Pour le capital, l’inflation, c’est la ruine. Ce n’est pas pour protéger le
pouvoir d’achat des travailleurs que l’Europe libérale a gravé en lettres d’or
la stabilité des prix au fronton de ses institutions, mais pour défendre la
rente, les profits et, par-dessus tout, pour se prémunir contre ce que les
patrons et les libéraux redoutent le plus : la revalorisation des salaires.
En gardant à l’œil les prix comme le lait sur le feu, les artisans de
l’Europe actuelle ont tenu en laisse les rémunérations pendant des années. Mais
pas seulement : la stabilité des prix sur le long terme va de pair avec
l’austérité dans tous les domaines. La maîtrise de l’inflation figure
d’ailleurs parmi les fameux critères de Maastricht, qui interdisent
théoriquement aux États de produire du déficit ou de s’endetter au-delà d’un
certain seuil. Devant le renchérissement des produits de la vie courante, qui
ravive et légitime la revendication de meilleurs salaires, beaucoup font
diversion sur le thème du « pouvoir d’achat ». À l’instar du gouvernement et
son « indemnité inflation » payée sur les deniers publics – c’est-à-dire par
l’impôt de tous. Et quand les candidats à la présidentielle, à droite et à l’extrême
droite notamment, se décident à affronter le problème salarial, ils ne
proposent en fait qu’un tour de passe-passe, la hausse du salaire net grâce à
la baisse des « charges » – c’est-à-dire la diminution de la part brute du
salaire.
Derrière le spectre de
l’inflation, une question fondamentale est posée qui doit trouver réponse dans
la campagne présidentielle : doit-on tout sacrifier à la stabilité des prix ?

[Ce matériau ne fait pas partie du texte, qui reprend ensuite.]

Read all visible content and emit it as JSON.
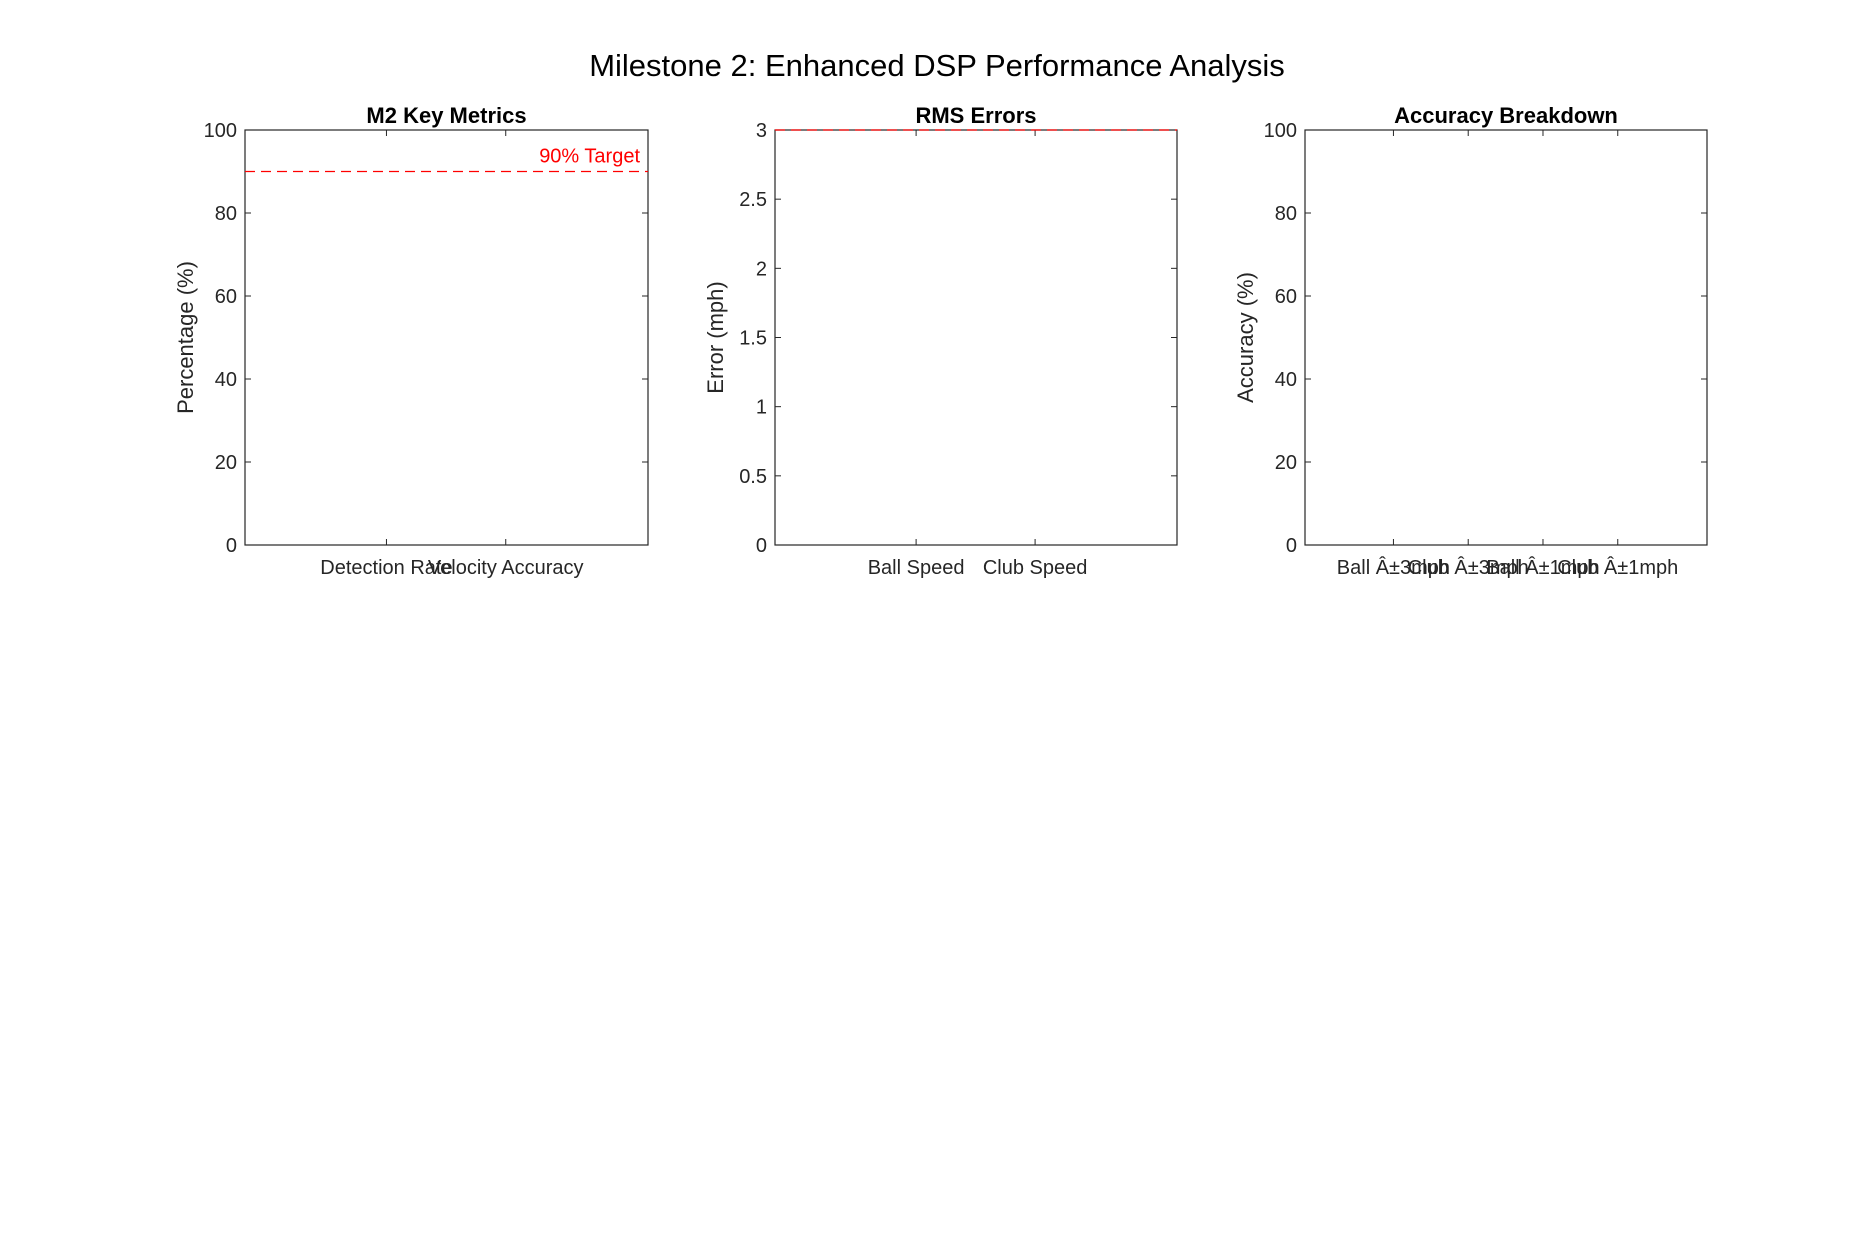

Ou faut-il, comme le propose par exemple le candidat communiste Fabien Roussel,
faire droit à une véritable et substantielle hausse des salaires, quitte à
briser le tabou maastrichtien d’une inflation synonyme de rebond de l’activité
et de la consommation ? C’est déjà face à ce dilemme que la gauche a capitulé
au printemps 1983 avec le fameux « tournant de la rigueur », qui a préféré la
maîtrise des taux de change et des prix en Europe à la relance sociale et
budgétaire. Nous n’en sommes toujours pas sortis.